I only refer to Luke to speak about a son of peace. It is an essential part of every local company that there is a son of peace in it. There is hardly a right representation of the local assembly if there is not a son of peace in it. You could draw that from the way the Lord speaks. He is sending out the disciples; bringing it to our time He is giving ministry; the Lord gives a word of ministry, He gives a word to a locality, His own word, and He says that when they go into a place, “first say, Peace to this house. And if a son of peace be there, your peace shall rest upon it; but if not it shall turn to you again”. The Lord may give a word of ministry and we do not get the gain of it. He says that if there is a son of peace there the word will have its own effect. That is virtually what He is saying. They were not to contend and argue, they were not to do this, or do that, to try and establish the point; they were not to stay a week and hope that they could ram home something into these persons; no. The word of the ministry comes; if there is a son of peace there it will have its own fruits in its due time. May there be an exercise that there is a son of peace, a heart that is ready to receive a word; it may be a hard word but peace can still be enjoyed.
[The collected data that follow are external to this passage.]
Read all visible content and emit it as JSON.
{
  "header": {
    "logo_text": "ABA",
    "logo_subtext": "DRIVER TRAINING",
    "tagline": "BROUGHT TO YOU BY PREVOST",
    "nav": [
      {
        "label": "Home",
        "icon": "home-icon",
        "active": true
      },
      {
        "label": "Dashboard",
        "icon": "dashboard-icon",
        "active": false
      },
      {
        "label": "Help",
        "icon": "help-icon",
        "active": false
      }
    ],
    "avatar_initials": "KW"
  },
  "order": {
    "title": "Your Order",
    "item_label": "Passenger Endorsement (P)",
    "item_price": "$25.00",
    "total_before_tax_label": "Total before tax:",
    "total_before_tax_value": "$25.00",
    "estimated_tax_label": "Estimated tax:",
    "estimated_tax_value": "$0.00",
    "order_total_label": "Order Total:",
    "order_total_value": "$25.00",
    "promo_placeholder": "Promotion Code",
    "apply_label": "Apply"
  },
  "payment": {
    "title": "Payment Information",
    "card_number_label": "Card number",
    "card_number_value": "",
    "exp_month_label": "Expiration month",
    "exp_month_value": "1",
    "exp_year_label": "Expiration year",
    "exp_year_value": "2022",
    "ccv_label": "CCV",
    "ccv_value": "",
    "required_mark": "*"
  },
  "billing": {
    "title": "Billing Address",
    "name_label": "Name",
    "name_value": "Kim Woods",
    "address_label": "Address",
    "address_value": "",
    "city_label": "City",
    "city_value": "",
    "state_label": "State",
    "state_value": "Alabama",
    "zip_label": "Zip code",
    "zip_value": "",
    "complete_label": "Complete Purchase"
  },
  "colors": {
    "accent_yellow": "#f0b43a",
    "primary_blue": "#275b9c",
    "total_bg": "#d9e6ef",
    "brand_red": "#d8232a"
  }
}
I close with that reference in Matthew which I think is very beautiful. “Blessed”, not now a son of peace: “Blessed the peace-makers”. Would you have called them that? “Blessed the peace-makers, for they shall be called sons of God”. I read that to allude to dignity. “Blessed the peace-makers”. It is greater than a son of peace in some ways, it is a son of God, it is sonship in expression. That is the way the Lord speaks about it; “Blessed the peace-makers”. Men give more medals for fighting battles but the Lord gives a peace-maker the highest title that can be conferred. “Blessed the peace-makers, for they shall be called sons of God”. There is need of dignity, beloved, to be brought into our occasions, there is a need of royalty. We are all “God’s sons by faith in Christ Jesus”, Gal 3: 26. A son of God brings in peace. He does not bring in trouble. As I have said, he may raise exercises, but they are raised in peace—a peace-maker. A son of God can extend the influence and the atmosphere of peace among the brethren. It is royalty, and there is need of more royalty. These baser things that are of the flesh: what warfare and conflict they entail! May the dignity, the blessedness of sonship, lay hold of us; may this be a feature—sonship in expression. Not a way I would have thought about describing sonship, not a way that I would have thought exactly, but when you think of it, royalty, dignity would bring in peace. That is the Lord coming in in John 20: “Peace”. All the apostles raise exercises in their epistles. It would be interesting to look and see how Paul closes certain ones with the blessing of peace. Galatians: would you have expected it there? Corinthians: would you have expected it there? I leave these things to be thought about. But where there are exercises, where there are matters to be gone through, if there is not a sense of peace coming into the times among the brethren, beloved, there is something wrong. There is a need for sonship coming into expression. May we, beloved, join with the psalmist and pray and seek the peace of Jerusalem, for His Name’s sake.